But the important thing is
It was a big deal for me when I renamed this blog. Years ago, I started the blog under the title "Music is Change." I couldn't have known then how much my life would change in one year, but I know that I was bogged down with anticipatory grief. Back then, I tried so hard to find the beauty in change. As a middle school teacher, now I know how wild and unavoidable change is. I don't dread it as much and I know that change can bring wonder, and wonder can bring change.
I chose the title "Life is a Narrow Road" because of a song that helped me a lot in my grad school days: Kol Ha'olam Kulo. The song with its translation is available here: http://youtu.be/1WnEAxa1tFc
The song paraphrases a metaphor from Reb Nachman: All the World is a narrow bridge but the important thing is not to fear.
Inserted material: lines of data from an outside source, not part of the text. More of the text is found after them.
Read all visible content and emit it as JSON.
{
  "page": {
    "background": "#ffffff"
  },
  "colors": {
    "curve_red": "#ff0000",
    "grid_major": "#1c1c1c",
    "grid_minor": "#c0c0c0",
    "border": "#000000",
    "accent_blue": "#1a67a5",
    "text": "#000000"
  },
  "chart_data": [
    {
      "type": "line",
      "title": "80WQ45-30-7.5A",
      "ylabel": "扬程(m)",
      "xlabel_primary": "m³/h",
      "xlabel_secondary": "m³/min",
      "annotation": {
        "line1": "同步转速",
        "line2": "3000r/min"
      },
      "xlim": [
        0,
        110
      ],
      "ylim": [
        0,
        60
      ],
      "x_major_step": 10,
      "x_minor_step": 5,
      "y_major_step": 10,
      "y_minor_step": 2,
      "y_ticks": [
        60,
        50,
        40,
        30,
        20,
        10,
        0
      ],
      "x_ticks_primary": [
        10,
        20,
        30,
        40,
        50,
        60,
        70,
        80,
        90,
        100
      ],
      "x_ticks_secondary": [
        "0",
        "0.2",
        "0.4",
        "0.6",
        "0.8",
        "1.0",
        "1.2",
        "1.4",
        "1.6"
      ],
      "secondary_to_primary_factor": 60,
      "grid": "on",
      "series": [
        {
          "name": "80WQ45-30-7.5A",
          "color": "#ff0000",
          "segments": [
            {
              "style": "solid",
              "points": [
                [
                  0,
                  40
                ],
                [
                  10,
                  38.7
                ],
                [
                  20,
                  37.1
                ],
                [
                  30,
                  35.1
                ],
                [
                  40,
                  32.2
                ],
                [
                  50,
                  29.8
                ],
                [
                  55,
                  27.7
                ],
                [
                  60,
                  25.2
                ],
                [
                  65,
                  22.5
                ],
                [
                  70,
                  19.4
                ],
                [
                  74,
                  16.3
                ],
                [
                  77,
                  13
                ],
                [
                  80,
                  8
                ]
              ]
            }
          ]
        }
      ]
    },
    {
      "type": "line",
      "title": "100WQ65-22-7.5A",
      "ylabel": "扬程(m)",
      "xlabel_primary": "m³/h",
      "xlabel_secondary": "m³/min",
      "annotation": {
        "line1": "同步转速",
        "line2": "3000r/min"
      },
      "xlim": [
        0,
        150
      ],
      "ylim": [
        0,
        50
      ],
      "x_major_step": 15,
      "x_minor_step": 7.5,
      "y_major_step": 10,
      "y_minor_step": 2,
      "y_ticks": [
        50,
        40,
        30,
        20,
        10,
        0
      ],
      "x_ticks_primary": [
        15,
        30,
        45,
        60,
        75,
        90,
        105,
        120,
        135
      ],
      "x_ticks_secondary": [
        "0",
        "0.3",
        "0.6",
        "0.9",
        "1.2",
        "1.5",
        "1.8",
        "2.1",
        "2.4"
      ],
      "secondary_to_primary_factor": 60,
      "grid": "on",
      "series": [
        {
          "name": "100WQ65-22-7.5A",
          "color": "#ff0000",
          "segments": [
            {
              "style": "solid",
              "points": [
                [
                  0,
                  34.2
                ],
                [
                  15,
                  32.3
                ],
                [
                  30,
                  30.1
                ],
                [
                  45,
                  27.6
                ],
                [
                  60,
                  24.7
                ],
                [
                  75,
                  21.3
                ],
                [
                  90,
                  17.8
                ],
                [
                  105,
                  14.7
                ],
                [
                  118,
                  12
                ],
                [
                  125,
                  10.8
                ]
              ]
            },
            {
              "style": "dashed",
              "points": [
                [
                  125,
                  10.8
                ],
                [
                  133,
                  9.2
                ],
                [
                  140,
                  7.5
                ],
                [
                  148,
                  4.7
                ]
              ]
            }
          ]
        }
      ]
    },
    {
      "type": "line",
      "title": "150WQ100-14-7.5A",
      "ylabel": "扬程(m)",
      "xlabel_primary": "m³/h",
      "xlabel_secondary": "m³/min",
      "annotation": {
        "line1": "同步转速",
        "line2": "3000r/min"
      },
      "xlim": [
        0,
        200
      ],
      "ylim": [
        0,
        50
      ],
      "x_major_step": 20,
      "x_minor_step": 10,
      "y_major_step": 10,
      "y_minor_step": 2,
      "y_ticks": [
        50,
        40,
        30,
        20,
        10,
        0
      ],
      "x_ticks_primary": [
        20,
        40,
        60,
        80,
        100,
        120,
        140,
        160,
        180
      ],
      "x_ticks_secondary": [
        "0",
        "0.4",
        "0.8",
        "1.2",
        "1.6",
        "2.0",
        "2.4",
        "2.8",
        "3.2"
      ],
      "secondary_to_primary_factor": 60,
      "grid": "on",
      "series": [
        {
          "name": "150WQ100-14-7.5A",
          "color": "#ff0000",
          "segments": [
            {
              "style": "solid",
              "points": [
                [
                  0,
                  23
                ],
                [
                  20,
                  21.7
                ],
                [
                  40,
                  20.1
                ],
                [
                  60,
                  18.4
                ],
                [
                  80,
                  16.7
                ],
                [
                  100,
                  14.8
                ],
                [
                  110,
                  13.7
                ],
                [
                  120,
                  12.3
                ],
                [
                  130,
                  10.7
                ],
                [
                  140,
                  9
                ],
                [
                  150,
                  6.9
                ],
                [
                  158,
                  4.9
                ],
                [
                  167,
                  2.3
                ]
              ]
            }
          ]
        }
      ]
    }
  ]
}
I spent so much of my childhood in fear. Fear of success, fear of failure. Fear of friendship and fear of aloneness. Fear of doctors and fear of health (do I deserve it when my little sister is so ill?). Fear of being too loud, fear of being too soft. Fear of apologizing too much, and fear of not apologizing enough.
No matter how much love I was given, I still needed reassurance. I was like Teflon: nothing sticks!
Yet, I wanted everything to stick. I wanted to remember everything, to hold on to everything, to savor everyone and cherish every moment. I have diary after diary recording the smallest minutae of my existence along with the feelings and hopes and doubts I experienced. My sister, Jess, once begged me to put down my diary and live life!
Well, I'm grateful for all of that. I remember a lot and I have diaries and songbooks and stories of people I will never see again.
But something happened around the time I turned 38. I stopped fearing. I started living without the apology. And I began composing happy songs.
This weekend, I accompanied rehearsals again at the Unitarian Church in Kingwood. The building was so alive with laughter and music. The camaraderie was here and now and alive in a building that is older than the United States. The songs we sang-- Schubert, Faure, Vivaldi--- are from three different centuries, and yet here we are singing them. My fingers danced on the piano with clumsy joy. Music is change and it is a constant.
Love is change, and it is a constant too. Right now my biggest fears are losing the people I love most. These fears keep me clinging on and reaching out and savoring relationships. Death saddens me, because I am human.
But I also stood by the snow-covered cemetery in Kingwood and felt a piece/peace of forever (to reuse a pun from earlier today.) Some people live on in works of art, some in stone. Some live on in laughter and others in love. No life is unimportant. And no life is forever.
Life is a narrow bridge--- the important thing is not to fear.